Foundation Drains

What is a Foundation Drain?

They're pipes located under your basement walls that collect ground water to help keep it from damaging your home or anything you store in the basement by preventing water from seeping through the floor or walls. Homes built after 1954 have sump pumps that collect water from foundation drains and move the water to your lawn or a storm sewer. Many homes constructed before 1954 have foundation drains connected directly to the lateral, which is the sanitary sewer system. Foundation drains connected to sanitary sewers deliver excess groundwater into the system that does not need to be treated at the treatment plants. This type of system also increases the risk of basement backups for you and your neighbors during heavy rain by dumping excess water into sanitary sewer pipes when they are already at or near capacity. Homes built before 1920 may not have foundation drains.

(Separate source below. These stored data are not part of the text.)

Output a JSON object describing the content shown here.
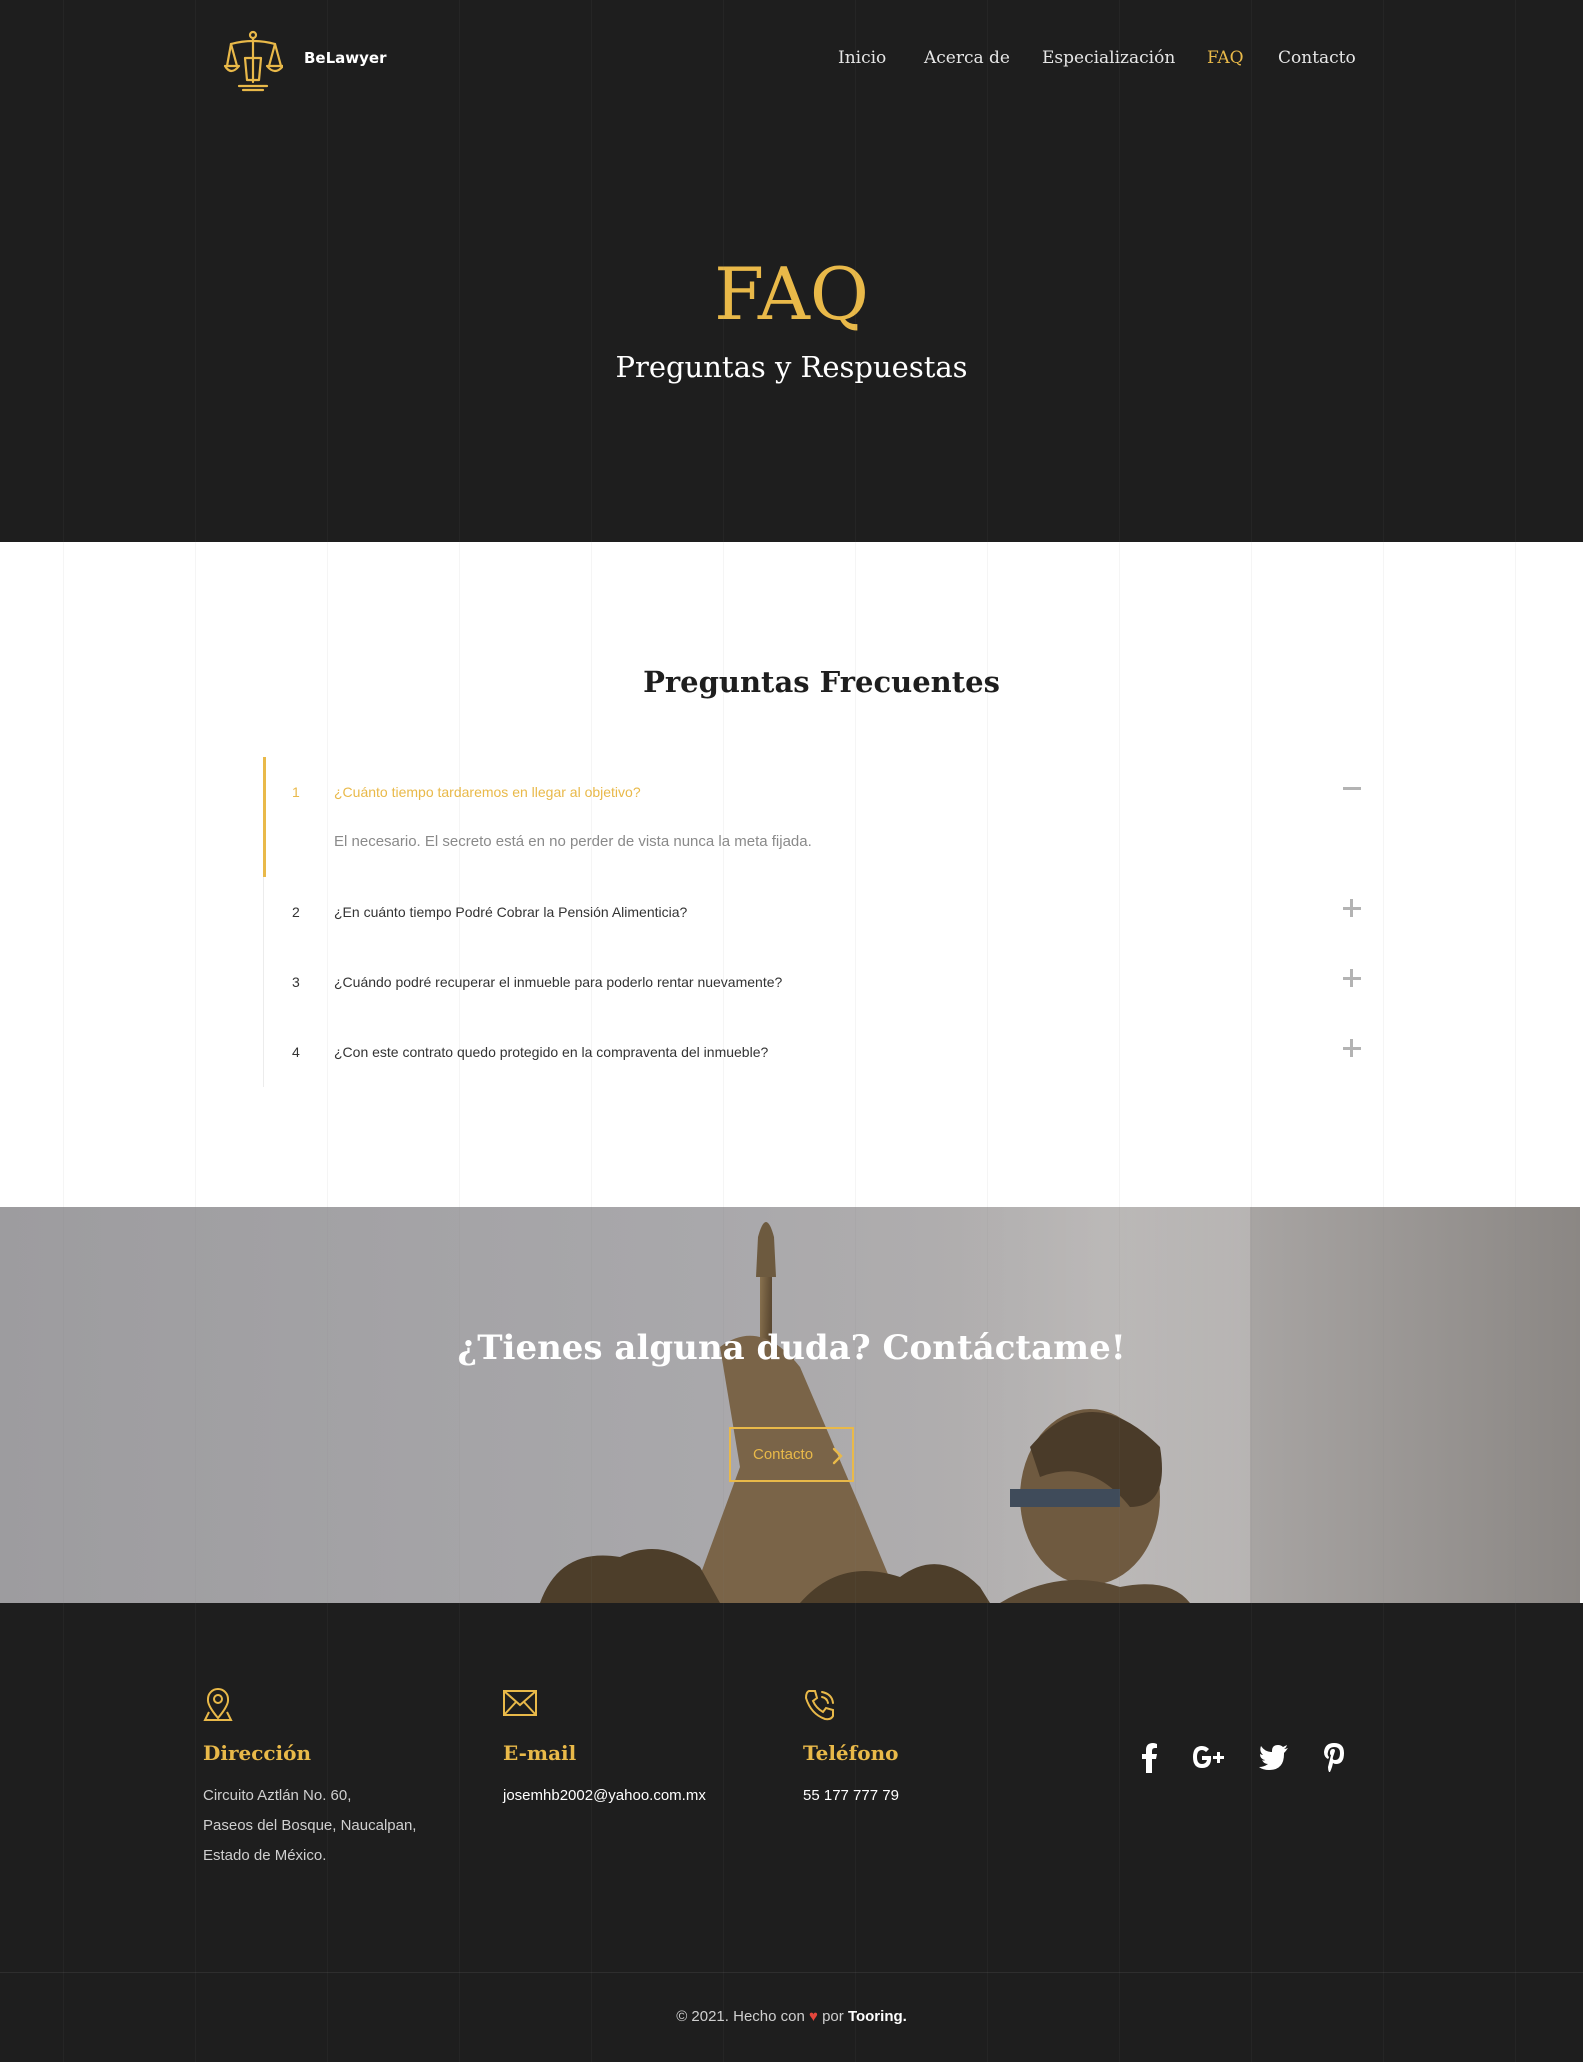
{
  "header": {
    "brand": "BeLawyer",
    "nav": [
      "Inicio",
      "Acerca de",
      "Especialización",
      "FAQ",
      "Contacto"
    ],
    "active_nav": "FAQ"
  },
  "hero": {
    "title": "FAQ",
    "subtitle": "Preguntas y Respuestas"
  },
  "faq": {
    "heading": "Preguntas Frecuentes",
    "items": [
      {
        "number": "1",
        "question": "¿Cuánto tiempo tardaremos en llegar al objetivo?",
        "answer": "El necesario. El secreto está en no perder de vista nunca la meta fijada.",
        "expanded": true
      },
      {
        "number": "2",
        "question": "¿En cuánto tiempo Podré Cobrar la Pensión Alimenticia?",
        "expanded": false
      },
      {
        "number": "3",
        "question": "¿Cuándo podré recuperar el inmueble para poderlo rentar nuevamente?",
        "expanded": false
      },
      {
        "number": "4",
        "question": "¿Con este contrato quedo protegido en la compraventa del inmueble?",
        "expanded": false
      }
    ]
  },
  "cta": {
    "title": "¿Tienes alguna duda? Contáctame!",
    "button_label": "Contacto"
  },
  "footer": {
    "address": {
      "title": "Dirección",
      "lines": [
        "Circuito Aztlán No. 60,",
        "Paseos del Bosque, Naucalpan,",
        "Estado de México."
      ]
    },
    "email": {
      "title": "E-mail",
      "value": "josemhb2002@yahoo.com.mx"
    },
    "phone": {
      "title": "Teléfono",
      "value": "55 177 777 79"
    },
    "social": [
      "facebook-icon",
      "google-plus-icon",
      "twitter-icon",
      "pinterest-icon"
    ],
    "copyright": {
      "text_before": "© 2021. Hecho con",
      "heart": "♥",
      "text_after": "por",
      "credit": "Tooring."
    }
  },
  "colors": {
    "accent": "#e9b949",
    "dark": "#1e1e1e",
    "heart": "#e4463c"
  }
}
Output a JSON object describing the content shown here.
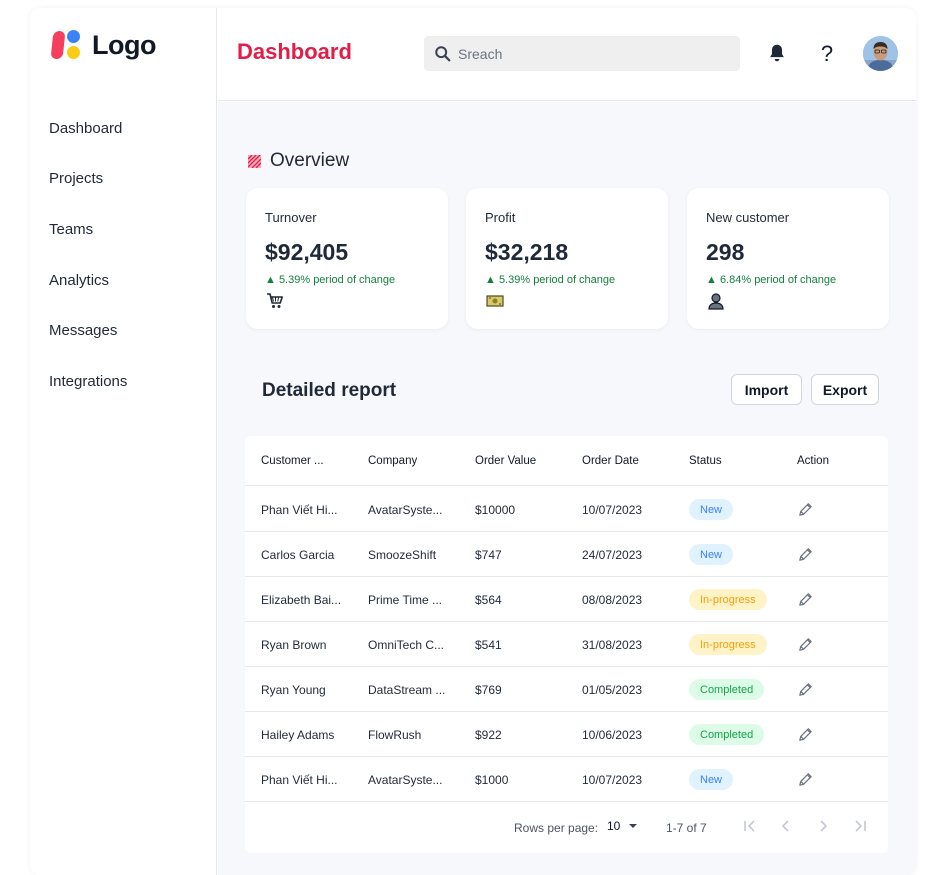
{
  "brand": {
    "name": "Logo"
  },
  "sidebar": {
    "items": [
      {
        "label": "Dashboard"
      },
      {
        "label": "Projects"
      },
      {
        "label": "Teams"
      },
      {
        "label": "Analytics"
      },
      {
        "label": "Messages"
      },
      {
        "label": "Integrations"
      }
    ]
  },
  "header": {
    "title": "Dashboard",
    "search_placeholder": "Sreach",
    "help_label": "?"
  },
  "overview": {
    "title": "Overview",
    "cards": [
      {
        "label": "Turnover",
        "value": "$92,405",
        "change": "▲ 5.39% period of change",
        "icon": "shopping-cart-icon"
      },
      {
        "label": "Profit",
        "value": "$32,218",
        "change": "▲ 5.39% period of change",
        "icon": "money-icon"
      },
      {
        "label": "New customer",
        "value": "298",
        "change": "▲ 6.84% period of change",
        "icon": "person-icon"
      }
    ]
  },
  "report": {
    "title": "Detailed report",
    "import_label": "Import",
    "export_label": "Export",
    "columns": [
      "Customer ...",
      "Company",
      "Order Value",
      "Order Date",
      "Status",
      "Action"
    ],
    "rows": [
      {
        "customer": "Phan Viết Hi...",
        "company": "AvatarSyste...",
        "value": "$10000",
        "date": "10/07/2023",
        "status": "New"
      },
      {
        "customer": "Carlos Garcia",
        "company": "SmoozeShift",
        "value": "$747",
        "date": "24/07/2023",
        "status": "New"
      },
      {
        "customer": "Elizabeth Bai...",
        "company": "Prime Time ...",
        "value": "$564",
        "date": "08/08/2023",
        "status": "In-progress"
      },
      {
        "customer": "Ryan Brown",
        "company": "OmniTech C...",
        "value": "$541",
        "date": "31/08/2023",
        "status": "In-progress"
      },
      {
        "customer": "Ryan Young",
        "company": "DataStream ...",
        "value": "$769",
        "date": "01/05/2023",
        "status": "Completed"
      },
      {
        "customer": "Hailey Adams",
        "company": "FlowRush",
        "value": "$922",
        "date": "10/06/2023",
        "status": "Completed"
      },
      {
        "customer": "Phan Viết Hi...",
        "company": "AvatarSyste...",
        "value": "$1000",
        "date": "10/07/2023",
        "status": "New"
      }
    ],
    "status_colors": {
      "New": {
        "bg": "#e0f2fe",
        "fg": "#3b82f6"
      },
      "In-progress": {
        "bg": "#fef3c7",
        "fg": "#f59e0b"
      },
      "Completed": {
        "bg": "#dcfce7",
        "fg": "#16a34a"
      }
    },
    "pagination": {
      "rows_per_page_label": "Rows per page:",
      "rows_per_page": "10",
      "range": "1-7 of 7"
    }
  },
  "colors": {
    "accent": "#e11d48",
    "positive": "#15803d"
  }
}
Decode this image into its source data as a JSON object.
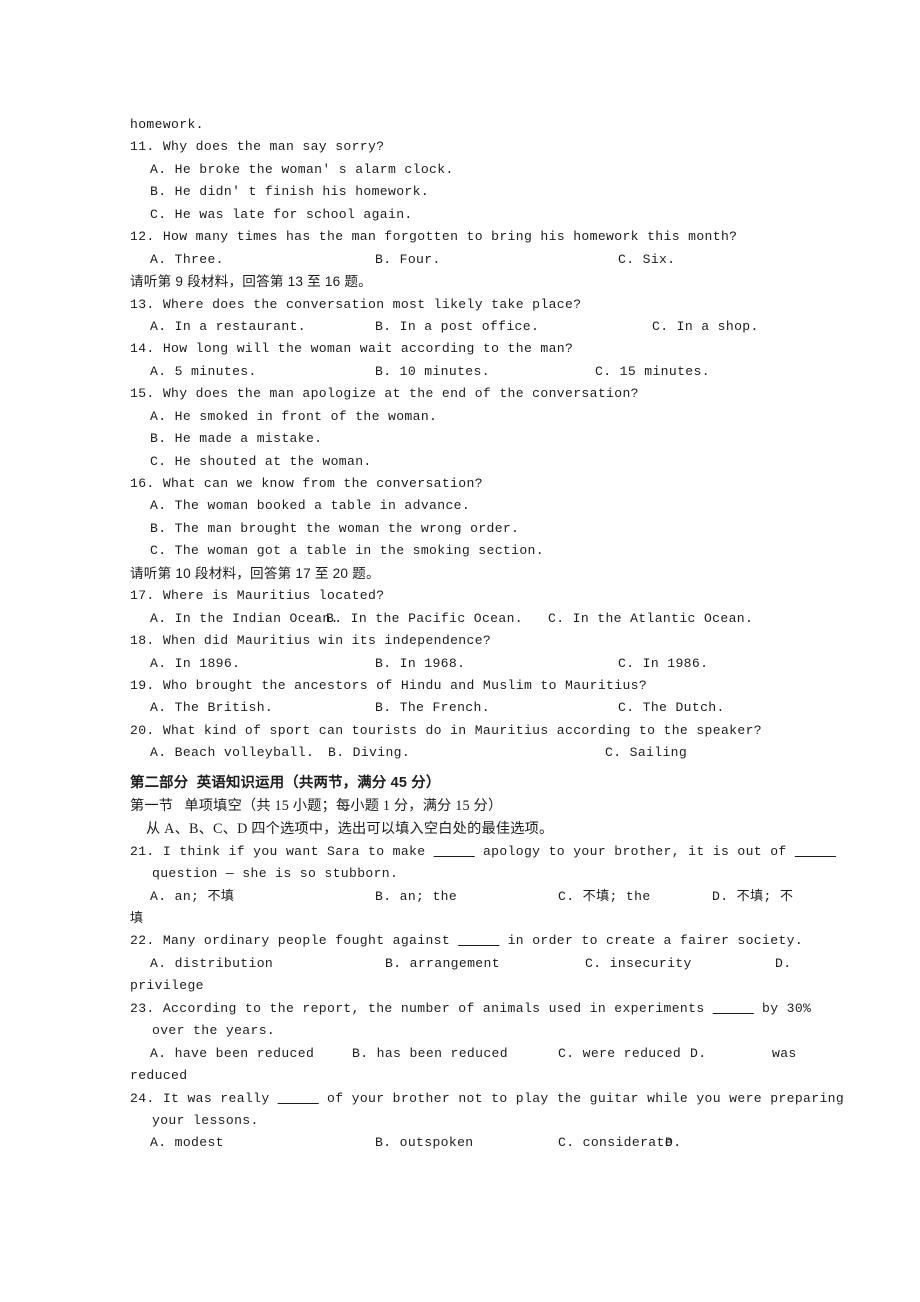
{
  "document": {
    "type": "english-exam-paper",
    "page_text_color": "#1c1c1c",
    "background_color": "#ffffff"
  },
  "carryover_line": "homework.",
  "listening": {
    "questions": [
      {
        "number": "11.",
        "stem": "11. Why does the man say sorry?",
        "options_stacked": [
          "A. He broke the woman' s alarm clock.",
          "B. He didn' t finish his homework.",
          "C. He was late for school again."
        ]
      },
      {
        "number": "12.",
        "stem": "12. How many times has the man forgotten to bring his homework this month?",
        "options_inline": [
          "A. Three.",
          "B. Four.",
          "C. Six."
        ]
      }
    ],
    "cue_9": "请听第 9 段材料，回答第 13 至 16 题。",
    "questions_9": [
      {
        "number": "13.",
        "stem": "13. Where does the conversation most likely take place?",
        "options_inline": [
          "A. In a restaurant.",
          "B. In a post office.",
          "C. In a shop."
        ]
      },
      {
        "number": "14.",
        "stem": "14. How long will the woman wait according to the man?",
        "options_inline": [
          "A. 5 minutes.",
          "B. 10 minutes.",
          "C. 15 minutes."
        ]
      },
      {
        "number": "15.",
        "stem": "15. Why does the man apologize at the end of the conversation?",
        "options_stacked": [
          "A. He smoked in front of the woman.",
          "B. He made a mistake.",
          "C. He shouted at the woman."
        ]
      },
      {
        "number": "16.",
        "stem": "16. What can we know from the conversation?",
        "options_stacked": [
          "A. The woman booked a table in advance.",
          "B. The man brought the woman the wrong order.",
          "C. The woman got a table in the smoking section."
        ]
      }
    ],
    "cue_10": "请听第 10 段材料，回答第 17 至 20 题。",
    "questions_10": [
      {
        "number": "17.",
        "stem": "17. Where is Mauritius located?",
        "options_inline": [
          "A. In the Indian Ocean.",
          "B. In the Pacific Ocean.",
          "C. In the Atlantic Ocean."
        ]
      },
      {
        "number": "18.",
        "stem": "18. When did Mauritius win its independence?",
        "options_inline": [
          "A. In 1896.",
          "B. In 1968.",
          "C. In 1986."
        ]
      },
      {
        "number": "19.",
        "stem": "19. Who brought the ancestors of Hindu and Muslim to Mauritius?",
        "options_inline": [
          "A. The British.",
          "B. The French.",
          "C. The Dutch."
        ]
      },
      {
        "number": "20.",
        "stem": "20. What kind of sport can tourists do in Mauritius according to the speaker?",
        "options_inline": [
          "A. Beach volleyball.",
          "B. Diving.",
          "C. Sailing"
        ]
      }
    ]
  },
  "part_two": {
    "heading": "第二部分  英语知识运用（共两节，满分 45 分）",
    "section_one": "第一节   单项填空（共 15 小题；每小题 1 分，满分 15 分）",
    "instruction": "从 A、B、C、D 四个选项中，选出可以填入空白处的最佳选项。",
    "questions": [
      {
        "number": "21.",
        "stem_line1_a": "21. I think if you want Sara to make ",
        "stem_blank1": "_____",
        "stem_line1_b": " apology to your brother, it is out of ",
        "stem_blank2": "_____",
        "stem_line2": "question — she is so stubborn.",
        "options_inline": [
          "A. an; 不填",
          "B. an; the",
          "C. 不填; the",
          "D. 不填; 不"
        ],
        "options_overflow": "填"
      },
      {
        "number": "22.",
        "stem_a": "22. Many ordinary people fought against ",
        "stem_blank": "_____",
        "stem_b": " in order to create a fairer society.",
        "options_inline": [
          "A. distribution",
          "B. arrangement",
          "C. insecurity",
          "D."
        ],
        "options_overflow": "privilege"
      },
      {
        "number": "23.",
        "stem_a": "23. According to the report, the number of animals used in experiments ",
        "stem_blank": "_____",
        "stem_b": " by 30%",
        "stem_line2": "over the years.",
        "options_inline": [
          "A. have been reduced",
          "B. has been reduced",
          "C. were reduced",
          "D.",
          "was"
        ],
        "options_overflow": "reduced"
      },
      {
        "number": "24.",
        "stem_a": "24. It was really ",
        "stem_blank": "_____",
        "stem_b": " of your brother not to play the guitar while you were preparing",
        "stem_line2": "your lessons.",
        "options_inline": [
          "A. modest",
          "B. outspoken",
          "C. considerate",
          "D."
        ]
      }
    ]
  }
}
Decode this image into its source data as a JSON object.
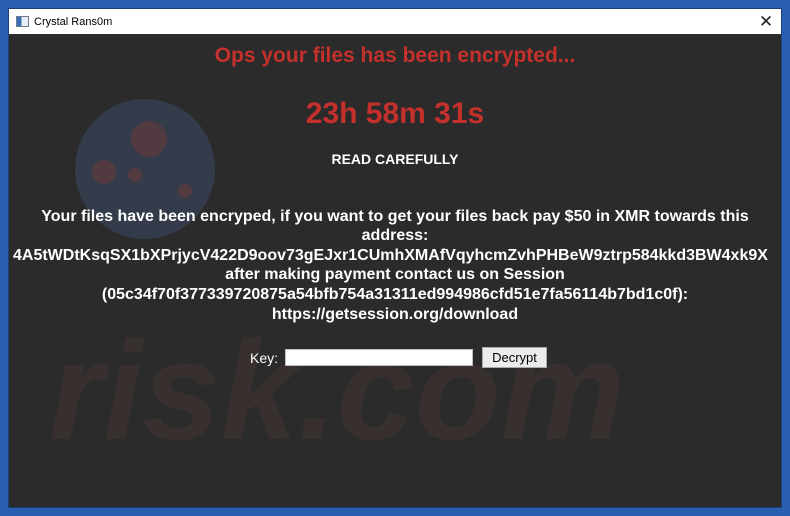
{
  "window": {
    "title": "Crystal Rans0m",
    "close_glyph": "✕"
  },
  "message": {
    "headline": "Ops your files has been encrypted...",
    "countdown": "23h 58m 31s",
    "read_carefully": "READ CAREFULLY",
    "lines": [
      "Your files have been encryped, if you want to get your files back pay $50 in XMR towards this",
      "address:",
      "4A5tWDtKsqSX1bXPrjycV422D9oov73gEJxr1CUmhXMAfVqyhcmZvhPHBeW9ztrp584kkd3BW4xk9X",
      "after making payment contact us on Session",
      "(05c34f70f377339720875a54bfb754a31311ed994986cfd51e7fa56114b7bd1c0f):",
      "https://getsession.org/download"
    ]
  },
  "form": {
    "key_label": "Key:",
    "key_value": "",
    "key_placeholder": "",
    "decrypt_label": "Decrypt"
  },
  "watermark": {
    "text": "risk.com"
  },
  "colors": {
    "accent_red": "#c4302b",
    "background": "#2b2b2b",
    "text": "#ffffff",
    "desktop": "#2a5fb0"
  }
}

Here's How a Foundation Drain Connected to a Lateral Operates:
Here's How a Foundation Drain Connected to a Sump Pump Functions:

(Above) Look closely and you'll see slots in what appears to be a concrete box next to the wall. It's actually a newer style of foundation drain, hard plastic that allows water under the home

to flow into the box and towards the sump pump that you can see below.


Sump Pumps

If you already have a sump pump, it's a good idea to have some type of backup system installed in case you lose power during a storm. There are several to chose from with a wide range in price.

Most battery backup systems are equipped with alarms to notify you if the main power goes out and the backup system is operating. Battery backup systems are not designed to run for long periods of time, but they may buy you enough time to borrow a portable generator or for the electric company to restore power to your home.

You can also invest in a portable generator. They are more expensive than the battery backup systems, but can operate for long periods of time. NEVER operate a portable generator inside your home. Make sure it is in a well ventilated area and that any exhaust fumes are not getting into an open window or door.

It is ILLEGAL to Drain Your Sump Pump Into the Floor Drain or Wash Tub in Your Basement!!!

Doing so can significantly increase the risk of a basement backups for you and your neighbors during heavy rain by slamming a lot of excess water into the sanitary sewer system when it's at or near capacity.

Always make sure the discharge pipe from your sump pump is at least six to ten feet away from your house. Your discharge pipe may go into another pipe underground that usually drains into a storm sewer. If you are not sure if the discharge pipe from your home is connected properly, call the plumbing inspector for your city or village.